Почему у меня так ноет затылок?
Может напряжение заключено во мраке. Я помню, как в детстве такая же темнота укусила меня бешеным зверем:
Я спустился в гараж, чтобы посидеть за рулем нового отцовского "мерса", послушать радио, поиграть на ноутбуке в Doom - словом, не спать. С детства терпеть не могу спать ночью и бодрствовать утром - плебейские условности. Я уже вышел из комнаты, проскрипел по коридору, родители, как всегда, душили друг друга в спальне - каждое утро я забегал в нее и ползал по полу, почти не дыша от любопытства: почему нет трупов, неужели никто не умирает? может ночью приходит злобный монстр, который душит всех родителей на свете, но под утро снова возвращает им жизнь только затем, чтобы мама безжалостно тащила меня через все круги ада: умывальника и тарелки чертзнаетчего в снотворную школу? - и поэтому я мало опасался быть услышанным и перехваченным врагами на пути к своей цели.
Лестница. Такая короткая, что я никак не мог уяснить смысл ее жизни. Вот я и в гараже. Ноутбук под мышкой, машина в трех шагах по ходу шахматного коня, косящего на правую сторону. Тогда я еще не боялся включать свет, да и Луна не брезговала светить на мечты ребенка. Я потянулся к выключателю - позвоночник, казалось, на мгновение превратился в тот канат, по которому нас заставляли карабкаться на физкультуре - и тут, вдруг, я почувствовал как пасть крокодила разрывает мою плоть. Ожидая мучительной, молниеносной смерти - такой быстрой, что ее не заметит даже Бог, и я навсегда останусь в сыром, черном, твердом животе рептилии, больше никогда не увижу света, не сяду за руль машины, не пройду третий уровень Doom, даже не умру по-настоящему - я чудовищно громко закричал, стараясь оглушить смерть. Но только испугал себя еще больше, не удержался, закачался, сделал пару шагов вперед для опоры, наступил на нечто мягкое, жуткое, поскользнулся и упал на этот же мутный комок. Он вырвался из-под моей груди, как сердце вдогонку за душой. Дальше был темный туннель и долгий, нудный, острый свет в конце него. Нигде не скрыться, никак не защититься, никогда не дождаться его исчезновения. И только на утро пришла расплата в признании, что это был не подвиг встречи с чудовищем, а всего лишь грязная крыса - пошлая и обидная, как простуда вместо сифилиса через десять лет после этого. И бесконечная боль наказания, бесконечным рядом уколов - месть чего-то великого, недостижимого мне, маленькому ничтожеству, за наглость потуг посягнуть на нечто большее, нечто героическое, значимое: молния Юпитера на мыльную спину зарвавшегося быка - сопровождала меня страданием больше месяца, и адом воспоминаний все последующие годы.

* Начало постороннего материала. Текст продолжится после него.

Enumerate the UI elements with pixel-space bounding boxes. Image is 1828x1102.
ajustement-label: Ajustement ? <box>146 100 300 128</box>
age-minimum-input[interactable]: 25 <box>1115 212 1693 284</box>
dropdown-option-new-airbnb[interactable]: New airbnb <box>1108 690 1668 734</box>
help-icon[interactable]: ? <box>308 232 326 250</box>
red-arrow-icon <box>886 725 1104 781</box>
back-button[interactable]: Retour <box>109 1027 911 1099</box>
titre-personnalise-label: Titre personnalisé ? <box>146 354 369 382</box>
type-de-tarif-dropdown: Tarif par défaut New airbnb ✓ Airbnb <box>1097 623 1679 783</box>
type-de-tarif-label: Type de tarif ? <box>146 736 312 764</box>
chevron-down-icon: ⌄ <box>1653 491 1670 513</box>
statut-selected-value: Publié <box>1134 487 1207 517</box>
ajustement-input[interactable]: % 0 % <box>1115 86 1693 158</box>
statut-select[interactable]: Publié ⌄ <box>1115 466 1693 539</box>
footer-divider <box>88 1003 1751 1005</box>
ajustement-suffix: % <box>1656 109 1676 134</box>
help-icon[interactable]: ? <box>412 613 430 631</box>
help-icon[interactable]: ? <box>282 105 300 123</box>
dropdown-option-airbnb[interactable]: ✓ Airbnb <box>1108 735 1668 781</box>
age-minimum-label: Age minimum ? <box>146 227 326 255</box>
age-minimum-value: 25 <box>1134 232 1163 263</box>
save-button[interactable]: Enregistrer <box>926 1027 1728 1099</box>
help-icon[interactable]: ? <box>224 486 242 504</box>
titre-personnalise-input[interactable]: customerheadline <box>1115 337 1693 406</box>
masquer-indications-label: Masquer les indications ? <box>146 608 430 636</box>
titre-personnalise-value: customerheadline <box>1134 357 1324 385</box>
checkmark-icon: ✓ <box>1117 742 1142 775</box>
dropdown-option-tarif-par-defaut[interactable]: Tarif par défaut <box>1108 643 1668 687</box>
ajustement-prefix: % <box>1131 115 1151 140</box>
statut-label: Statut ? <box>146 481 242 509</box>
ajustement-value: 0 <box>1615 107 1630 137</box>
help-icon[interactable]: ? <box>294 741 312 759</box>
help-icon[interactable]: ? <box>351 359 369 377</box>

Мрачно. Мерзко. Мертво. Душно.
Подобно Эдипу, на земле я знаю и уважаю только одного человека - мать. И, подобно Эдипу, ненавидя себя за такую банальность, стараюсь спрятаться от общества, чтобы со злости не уничтожить его или себя. Как же глупо в пятнадцать лет все еще любить собственную мать! Да еще любить только платонически!!!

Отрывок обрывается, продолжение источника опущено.